次回「M6」の開催地はマレーシアに決定しており、MLBBの発祥の地に世界選手権が帰ってくることになります。
ヒーロー数の増加
MLBBのリリース当初のヒーロー数は30体ほどでしたが、その後も定期的に新ヒーローが追加され続けています。 2023年3月時点では、ヒーロー数は120体を超えています。
Moontonは、ゲームのバランスを保ちつつ、新しいヒーローを導入することで、プレイヤーの興味を引き付け、ゲームの多様性を維持しています。
新ヒーローは、東南アジアの文化や神話、伝説などからインスピレーションを得たデザインが多く、プレイヤーの関心を集めています。 また、新ヒーローの追加によって、チームの編成やバトルの戦略に変化が生まれ、ゲームの奥行きが増しています。
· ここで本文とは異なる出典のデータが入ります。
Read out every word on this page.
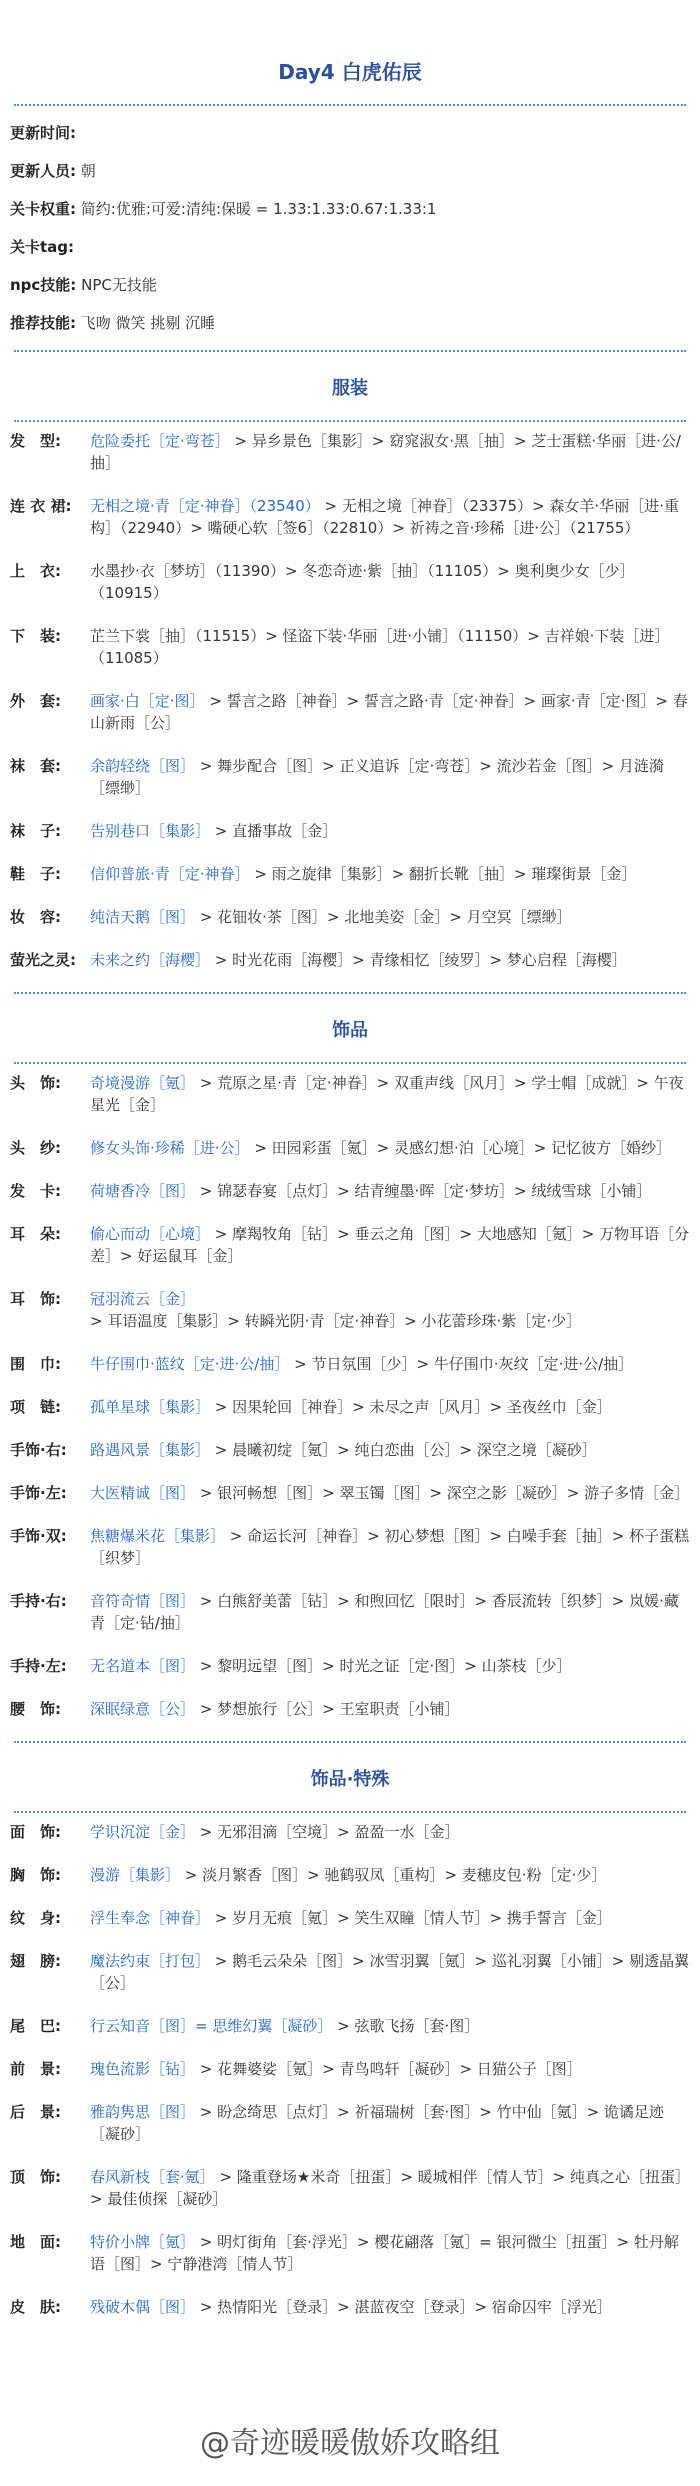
Day4 白虎佑辰
更新时间:
更新人员: 朝
关卡权重: 简约:优雅:可爱:清纯:保暖 = 1.33:1.33:0.67:1.33:1
关卡tag:
npc技能: NPC无技能
推荐技能: 飞吻 微笑 挑剔 沉睡
服装
发　型:	危险委托［定·弯苍］ > 异乡景色［集影］> 窈窕淑女·黑［抽］> 芝士蛋糕·华丽［进·公/抽］
连 衣 裙:	无相之境·青［定·神眷］（23540） > 无相之境［神眷］（23375）> 森女羊·华丽［进·重构］（22940）> 嘴硬心软［签6］（22810）> 祈祷之音·珍稀［进·公］（21755）
上　衣:	水墨抄·衣［梦坊］（11390）> 冬恋奇迹·紫［抽］（11105）> 奥利奥少女［少］（10915）
下　装:	芷兰下裳［抽］（11515）> 怪盗下装·华丽［进·小铺］（11150）> 吉祥娘·下装［进］（11085）
外　套:	画家·白［定·图］ > 誓言之路［神眷］> 誓言之路·青［定·神眷］> 画家·青［定·图］> 春山新雨［公］
袜　套:	余韵轻绕［图］ > 舞步配合［图］> 正义追诉［定·弯苍］> 流沙若金［图］> 月涟漪［缥缈］
袜　子:	告别巷口［集影］ > 直播事故［金］
鞋　子:	信仰普旅·青［定·神眷］ > 雨之旋律［集影］> 翻折长靴［抽］> 璀璨街景［金］
妆　容:	纯洁天鹅［图］ > 花钿妆·茶［图］> 北地美姿［金］> 月空冥［缥缈］
萤光之灵: 未来之约［海樱］ > 时光花雨［海樱］> 青缘相忆［绫罗］> 梦心启程［海樱］
饰品
头　饰:	奇境漫游［氪］ > 荒原之星·青［定·神眷］> 双重声线［风月］> 学士帽［成就］> 午夜星光［金］
头　纱:	修女头饰·珍稀［进·公］ > 田园彩蛋［氪］> 灵感幻想·泊［心境］> 记忆彼方［婚纱］
发　卡:	荷塘香冷［图］ > 锦瑟春宴［点灯］> 结青缠墨·晖［定·梦坊］> 绒绒雪球［小铺］
耳　朵:	偷心而动［心境］ > 摩羯牧角［钻］> 垂云之角［图］> 大地感知［氪］> 万物耳语［分差］> 好运鼠耳［金］
耳　饰:	冠羽流云［金］ > 耳语温度［集影］> 转瞬光阴·青［定·神眷］> 小花蕾珍珠·紫［定·少］
围　巾:	牛仔围巾·蓝纹［定·进·公/抽］ > 节日氛围［少］> 牛仔围巾·灰纹［定·进·公/抽］
项　链:	孤单星球［集影］ > 因果轮回［神眷］> 未尽之声［风月］> 圣夜丝巾［金］
手饰·右:	路遇风景［集影］ > 晨曦初绽［氪］> 纯白恋曲［公］> 深空之境［凝砂］
手饰·左:	大医精诚［图］ > 银河畅想［图］> 翠玉镯［图］> 深空之影［凝砂］> 游子多情［金］
手饰·双:	焦糖爆米花［集影］ > 命运长河［神眷］> 初心梦想［图］> 白噪手套［抽］> 杯子蛋糕［织梦］
手持·右:	音符奇情［图］ > 白熊舒美蕾［钻］> 和煦回忆［限时］> 香辰流转［织梦］> 岚媛·藏青［定·钻/抽］
手持·左:	无名道本［图］ > 黎明远望［图］> 时光之证［定·图］> 山茶枝［少］
腰　饰:	深眠绿意［公］ > 梦想旅行［公］> 王室职责［小铺］
饰品·特殊
面　饰:	学识沉淀［金］ > 无邪泪滴［空境］> 盈盈一水［金］
胸　饰:	漫游［集影］ > 淡月繁香［图］> 驰鹤驭凤［重构］> 麦穗皮包·粉［定·少］
纹　身:	浮生奉念［神眷］ > 岁月无痕［氪］> 笑生双瞳［情人节］> 携手誓言［金］
翅　膀:	魔法约束［打包］ > 鹅毛云朵朵［图］> 冰雪羽翼［氪］> 巡礼羽翼［小铺］> 剔透晶翼［公］
尾　巴:	行云知音［图］= 思维幻翼［凝砂］ > 弦歌飞扬［套·图］
前　景:	瑰色流影［钻］ > 花舞婆娑［氪］> 青鸟鸣轩［凝砂］> 日猫公子［图］
后　景:	雅韵隽思［图］ > 盼念绮思［点灯］> 祈福瑞树［套·图］> 竹中仙［氪］> 诡谲足迹［凝砂］
顶　饰:	春风新枝［套·氪］ > 隆重登场★米奇［扭蛋］> 暖城相伴［情人节］> 纯真之心［扭蛋］> 最佳侦探［凝砂］
地　面:	特价小牌［氪］ > 明灯街角［套·浮光］> 樱花翩落［氪］= 银河微尘［扭蛋］> 牡丹解语［图］> 宁静港湾［情人节］
皮　肤:	残破木偶［图］ > 热情阳光［登录］> 湛蓝夜空［登录］> 宿命囚牢［浮光］
@奇迹暖暖傲娇攻略组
以下は、MLBBのヒーロー数の推移を簡単にまとめたものです。
- 2016年11月(リリース時):約30体
- 2018年末:約60体
- 2020年末:約100体
- 2024年3月現在:120体以上
このように、MLBBはリリース当初から4倍以上のヒーローを追加し、ゲームの多様性と戦略性を高めてきました。今後も新ヒーローの登場が予定されており、プレイヤーの期待を集めています。
現在の状況と今後
MLBBの全世界でのダウンロード数は10億回を突破しています。東南アジアのモバイルゲーム市場では、収益の28%がMOBAジャンルであり、その中心はMLBBが担っています。
今後もMoontonは、新ヒーローの追加やゲームバランスの調整を継続的に行っていく予定です。 eスポーツシーンのさらなる拡大も期待されます。各国のリーグ戦は、世界大会出場を懸けた熱戦が繰り広げられるでしょう。
MLBBは、リリースから7年が経過した現在も成長を続けています。シンプルながら奥深いゲーム性と、eスポーツを通じたコミュニティの広がりが、その人気を支えているのです。モバイルゲーム市場とeスポーツ業界の両面で、MLBBは今後も存在感を示し続けるでしょう。